There is however an easy solution to avoid drift (and burn-out): understand how work is done. Under- stand the messy reality of everyday work. System’s thinking assumes that ‘nobody comes to work to do a bad job’. People value their work and will perform to the best of their abilities and should there- fore “not be punished for actions, decisions and omissions commensurate with their training and expertise.” Especially not when they openly and voluntarily report incidents that would otherwise remain hidden. The current credo of SMS is safety risk management. Yes, this business-like approach to safety is built on the foundations of safety-I, but that doesn’t mean it should ignore the benefits of a safety-II approach. On the contrary, more than ever it is needed to talk to front-line operators, include them in the design of new soft- and hardware and provide a trustful environment with an emphasis on learning, rather than blaming.
Don’t be fooled, safety is not the number one priority for a company; making money is. Safety-II can help a company to navigate the safety space and strike the right balance between protection and production (although this may be seen as simplistic linear thinking). How? By providing new insights on why things go right, by truly engaging with employees, by making their voices heard through actual change, and most of all: by gaining resilience.
During the development of Intercontinental Ballistic Missiles (ICBMs) in the mid 50s, it became clear that failure was not an option. Due to the devastating consequences of a mistake, the need for so-called resilience engineering became clear. Academics call a process resilient “if it can function as required under expected and unexpected conditions alike.” So regardless of the gravity and type of the disruption, operation within established parameters is guaranteed. Since humans are always part of the process, resilience focuses on how to support the human operator in doing the right thing by improving ergonomics, adapting the system, updating procedures. So instead of following the old dogma that the “inherent safe system” should be protected from “human error”, the system is changed to support human adaptivity and flexibility.

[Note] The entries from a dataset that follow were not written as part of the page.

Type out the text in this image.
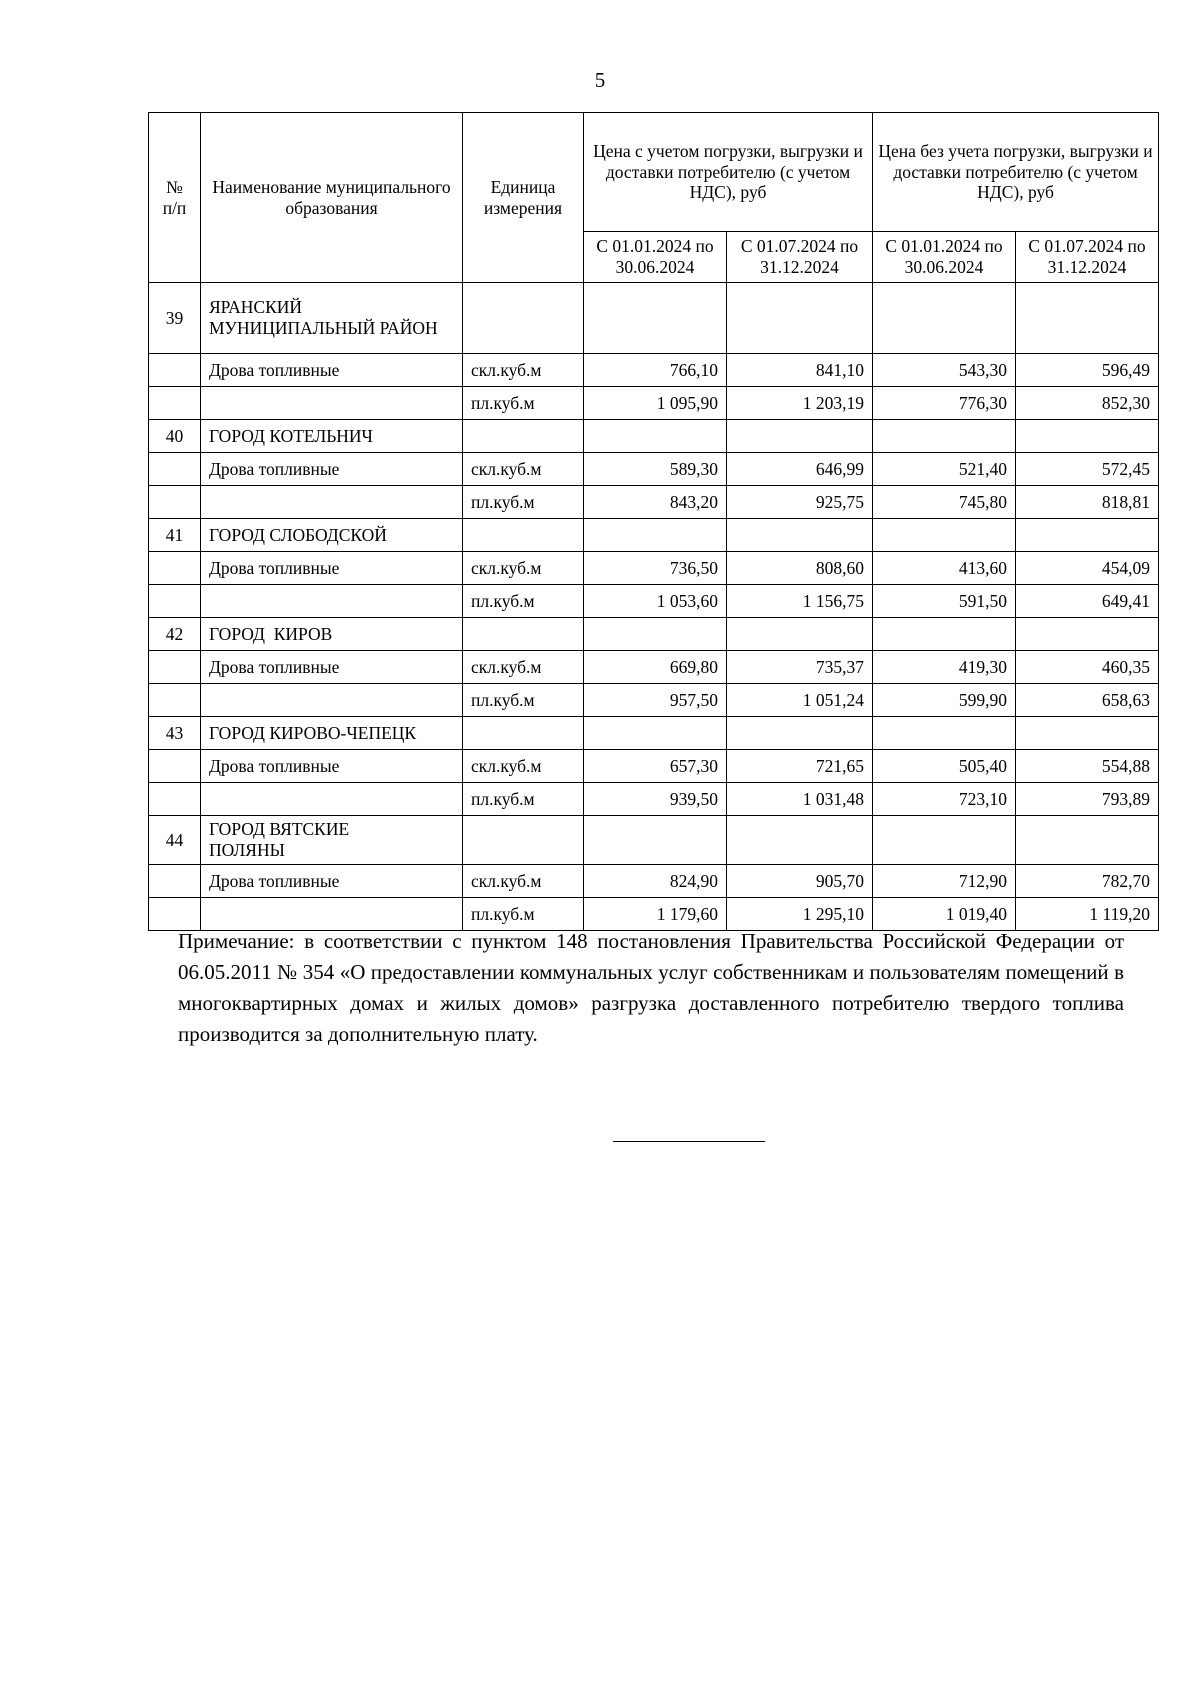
5
№ п/п	Наименование муниципального образования	Единица измерения	Цена с учетом погрузки, выгрузки и доставки потребителю (с учетом НДС), руб		Цена без учета погрузки, выгрузки и доставки потребителю (с учетом НДС), руб	
			С 01.01.2024 по 30.06.2024	С 01.07.2024 по 31.12.2024	С 01.01.2024 по 30.06.2024	С 01.07.2024 по 31.12.2024
39	ЯРАНСКИЙ МУНИЦИПАЛЬНЫЙ РАЙОН					
	Дрова топливные	скл.куб.м	766,10	841,10	543,30	596,49
		пл.куб.м	1 095,90	1 203,19	776,30	852,30
40	ГОРОД КОТЕЛЬНИЧ					
	Дрова топливные	скл.куб.м	589,30	646,99	521,40	572,45
		пл.куб.м	843,20	925,75	745,80	818,81
41	ГОРОД СЛОБОДСКОЙ					
	Дрова топливные	скл.куб.м	736,50	808,60	413,60	454,09
		пл.куб.м	1 053,60	1 156,75	591,50	649,41
42	ГОРОД  КИРОВ					
	Дрова топливные	скл.куб.м	669,80	735,37	419,30	460,35
		пл.куб.м	957,50	1 051,24	599,90	658,63
43	ГОРОД КИРОВО-ЧЕПЕЦК					
	Дрова топливные	скл.куб.м	657,30	721,65	505,40	554,88
		пл.куб.м	939,50	1 031,48	723,10	793,89
44	ГОРОД ВЯТСКИЕ ПОЛЯНЫ					
	Дрова топливные	скл.куб.м	824,90	905,70	712,90	782,70
		пл.куб.м	1 179,60	1 295,10	1 019,40	1 119,20
Примечание: в соответствии с пунктом 148 постановления Правительства Российской Федерации от 06.05.2011 № 354 «О предоставлении коммунальных услуг собственникам и пользователям помещений в многоквартирных домах и жилых домов» разгрузка доставленного потребителю твердого топлива производится за дополнительную плату.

By returning authority to the human operator, instead of replacing him with more automation and more technology, we recognise that we cannot solve complexity by adding more complexity. Of course, we should be aware of our limitations. Forty years of human factors have taught us a great deal about varying human performance under stress, (the myth of) multitasking, risk homeostasis, mental capacity, slow and fast thinking brains, etc. Our human adaptivity is at the same time both our strongest and our weakest feature, but when well understood, trained and used, it results in resilient life-saving behaviour. That’s why people are safety.